L’IA comme alliée des jeunes



Plutôt que de présenter l’IA uniquement comme un risque, il est important de reconnaître ses aspects positifs et éducatifs. Bien employée, elle peut devenir un allié précieux pour les jeunes :

• Stimuler l’apprentissage : Les chatbots et générateurs de texte permettent de comprendre des notions complexes, proposer des exemples et enrichir l’écriture. L’IA devient un complément pédagogique, capable de guider sans remplacer la réflexion.
• Favoriser la créativité : Les générateurs d’images ou de musique offrent un terrain d’expérimentation pour visualiser des idées, tester des concepts et développer des projets.
• Encourager l’autonomie et l’organisation : Les assistants vocaux et agendas intelligents aident à structurer le temps, planifier des projets et suivre des objectifs, renforçant l’autonomie personnelle.
• Susciter curiosité et expérimentation : L’accès rapide à des informations ou à des simulations incite les jeunes à poser des questions, tester des hypothèses et apprendre par l’expérience.
• Offrir un accompagnement inclusif : Pour les jeunes ayant des besoins éducatifs particuliers, l’IA peut fournir un soutien personnalisé, réduisant les obstacles à l’apprentissage et stimulant la confiance en soi.

FRIEND et le pendentif connecté



Au delà des gadgets présents dans notre quotidien (Siri sur le téléphone, Alexa), certains cherchent à faire rentrer L’IA physiquement dans notre quotidien. C’est l’exemple de Friend.com, un chatbot compagnon symbolisé par un pendentif autour du cou. Créé par Avi Schiffmann, il est pensé comme un ami accompagnant le porteur par une présence constante. Celui-ci est capable de répondre aux messages, de lancer des conversations et de réagir à l’environnement en permanence. Présenté comme écoutant uniquement lorsque l’utilisateur appuie dessus, la frontière entre écoute ponctuelle et permanente n’est pas claire dans les publicités le vendant.

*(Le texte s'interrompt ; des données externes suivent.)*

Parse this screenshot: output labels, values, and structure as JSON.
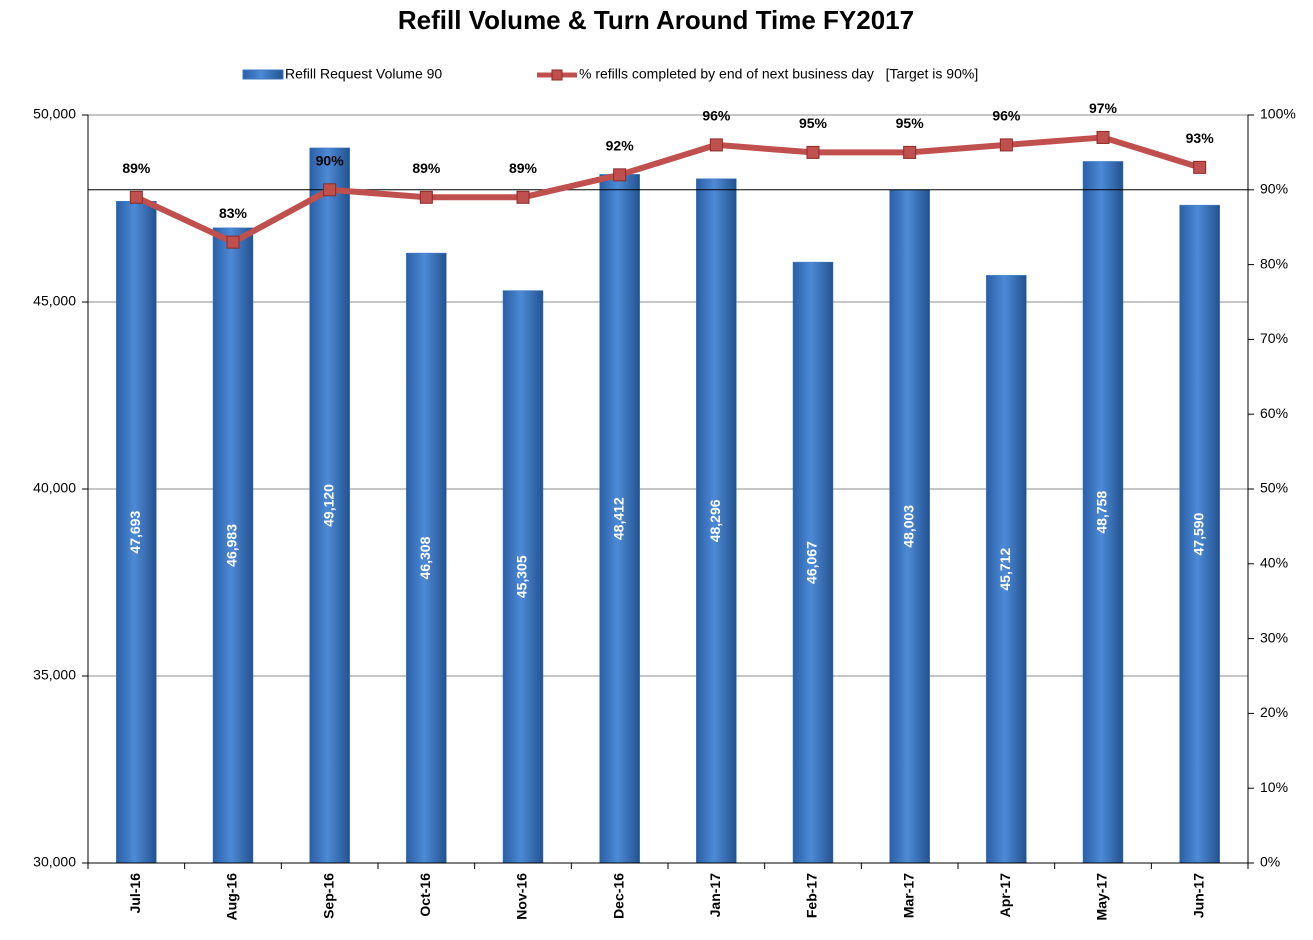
{
  "chart_data": {
    "type": "bar_line",
    "title": "Refill Volume & Turn Around Time FY2017",
    "categories": [
      "Jul-16",
      "Aug-16",
      "Sep-16",
      "Oct-16",
      "Nov-16",
      "Dec-16",
      "Jan-17",
      "Feb-17",
      "Mar-17",
      "Apr-17",
      "May-17",
      "Jun-17"
    ],
    "series": [
      {
        "name": "Refill Request Volume 90",
        "type": "bar",
        "color": "#3b78c4",
        "values": [
          47693,
          46983,
          49120,
          46308,
          45305,
          48412,
          48296,
          46067,
          48003,
          45712,
          48758,
          47590
        ],
        "value_labels": [
          "47,693",
          "46,983",
          "49,120",
          "46,308",
          "45,305",
          "48,412",
          "48,296",
          "46,067",
          "48,003",
          "45,712",
          "48,758",
          "47,590"
        ]
      },
      {
        "name": "% refills completed by end of next business day   [Target is 90%]",
        "type": "line",
        "axis": "y2",
        "color": "#c0504d",
        "values": [
          89,
          83,
          90,
          89,
          89,
          92,
          96,
          95,
          95,
          96,
          97,
          93
        ],
        "value_labels": [
          "89%",
          "83%",
          "90%",
          "89%",
          "89%",
          "92%",
          "96%",
          "95%",
          "95%",
          "96%",
          "97%",
          "93%"
        ]
      }
    ],
    "target_line": 90,
    "ylim": [
      30000,
      50000
    ],
    "yticks": [
      {
        "value": 30000,
        "label": "30,000"
      },
      {
        "value": 35000,
        "label": "35,000"
      },
      {
        "value": 40000,
        "label": "40,000"
      },
      {
        "value": 45000,
        "label": "45,000"
      },
      {
        "value": 50000,
        "label": "50,000"
      }
    ],
    "y2lim": [
      0,
      100
    ],
    "y2ticks": [
      {
        "value": 0,
        "label": "0%"
      },
      {
        "value": 10,
        "label": "10%"
      },
      {
        "value": 20,
        "label": "20%"
      },
      {
        "value": 30,
        "label": "30%"
      },
      {
        "value": 40,
        "label": "40%"
      },
      {
        "value": 50,
        "label": "50%"
      },
      {
        "value": 60,
        "label": "60%"
      },
      {
        "value": 70,
        "label": "70%"
      },
      {
        "value": 80,
        "label": "80%"
      },
      {
        "value": 90,
        "label": "90%"
      },
      {
        "value": 100,
        "label": "100%"
      }
    ],
    "grid": true,
    "legend": "top"
  }
}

L’idée est initialement pensée comme séduisante : un compagnon numérique disponible pouvant soutenir, converser et aider dans la vie quotidienne. Mais cette présence s’accompagne de risques nouveaux :

• Dépendance émotionnelle : l’utilisateur peut rechercher la validation et le réconfort de son chatbot plutôt que celui des relations humaines.
• Isolement social : en proposant une solution libre de tout risque lié aux relations humaines, les compétences sociales et la capacité à gérer les émotions s’en trouvent impactés.
• Intrusion dans la vie privée : un objet qui enregistre en permanence pour interagir avec son porteur pose des questions sur la vie privée, la collecte de données, la surveillance et le contrôle.
• Renforcement du comportement compulsif : avec un pendentif toujours autour du cou, on peut avoir un renforcement de la dépendance au digital et du besoin de s’y référer, augmentant le risque de cyberdépendance.

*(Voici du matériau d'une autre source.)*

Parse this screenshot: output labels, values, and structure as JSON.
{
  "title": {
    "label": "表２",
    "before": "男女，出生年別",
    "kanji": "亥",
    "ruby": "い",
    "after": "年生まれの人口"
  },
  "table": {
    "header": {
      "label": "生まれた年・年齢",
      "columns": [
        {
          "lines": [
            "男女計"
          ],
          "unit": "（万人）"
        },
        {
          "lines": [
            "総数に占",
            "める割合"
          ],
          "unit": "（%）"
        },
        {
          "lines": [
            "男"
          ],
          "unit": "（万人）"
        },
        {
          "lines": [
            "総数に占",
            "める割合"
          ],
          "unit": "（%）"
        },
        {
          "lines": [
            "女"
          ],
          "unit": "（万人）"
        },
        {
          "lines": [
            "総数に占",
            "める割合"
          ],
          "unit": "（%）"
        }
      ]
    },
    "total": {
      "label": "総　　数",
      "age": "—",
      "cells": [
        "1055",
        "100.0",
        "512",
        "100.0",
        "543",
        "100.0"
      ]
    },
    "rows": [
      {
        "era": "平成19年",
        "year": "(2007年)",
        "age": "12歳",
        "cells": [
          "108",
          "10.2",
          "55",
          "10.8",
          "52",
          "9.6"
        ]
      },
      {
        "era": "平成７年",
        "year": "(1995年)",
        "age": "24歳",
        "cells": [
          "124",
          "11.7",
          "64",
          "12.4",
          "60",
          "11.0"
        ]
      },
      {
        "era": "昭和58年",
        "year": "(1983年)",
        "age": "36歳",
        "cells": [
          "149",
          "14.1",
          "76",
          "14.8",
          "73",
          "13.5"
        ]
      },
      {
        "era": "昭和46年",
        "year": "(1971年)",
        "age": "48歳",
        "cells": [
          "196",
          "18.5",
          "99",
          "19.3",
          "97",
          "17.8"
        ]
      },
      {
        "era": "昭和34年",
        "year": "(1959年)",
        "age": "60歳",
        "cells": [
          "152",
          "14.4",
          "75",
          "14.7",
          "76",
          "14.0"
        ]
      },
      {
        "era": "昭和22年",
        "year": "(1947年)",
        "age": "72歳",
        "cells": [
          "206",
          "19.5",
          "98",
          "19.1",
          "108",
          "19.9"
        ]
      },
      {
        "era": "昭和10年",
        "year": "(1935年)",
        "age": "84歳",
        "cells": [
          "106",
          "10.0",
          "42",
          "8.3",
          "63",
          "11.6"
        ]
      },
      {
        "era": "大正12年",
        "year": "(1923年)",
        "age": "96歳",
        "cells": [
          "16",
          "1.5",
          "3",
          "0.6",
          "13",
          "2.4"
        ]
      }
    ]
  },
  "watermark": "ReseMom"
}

Cet exemple illustre parfaitement la frontière floue entre l’utilisation de l’IA en tant qu’outil, auquel on peut se référer lorsque qu’on a une question ou qu’on en a besoin, et une IA omniprésente, s’invitant dans la vie privée et dans les interactions humaines. Ce qui peut avoir un impact direct sur le développement social et émotionnel des jeunes.

Pour conclure



L’IA est un outil puissant, capable de transformer la manière dont les jeunes apprennent, créent et interagissent. Elle peut devenir un compagnon quasi indispensable, parfois au risque de dépendance, mais elle peut aussi stimuler l’autonomie, la créativité et l’apprentissage. Reconnaître les mécanismes qui rendent l’IA addictive tout en valorisant ses bénéfices permet aux jeunes, et à leurs parents ou éducateurs, de développer un usage réfléchi et équilibré, où la technologie complète plutôt qu’elle ne remplace les compétences humaines.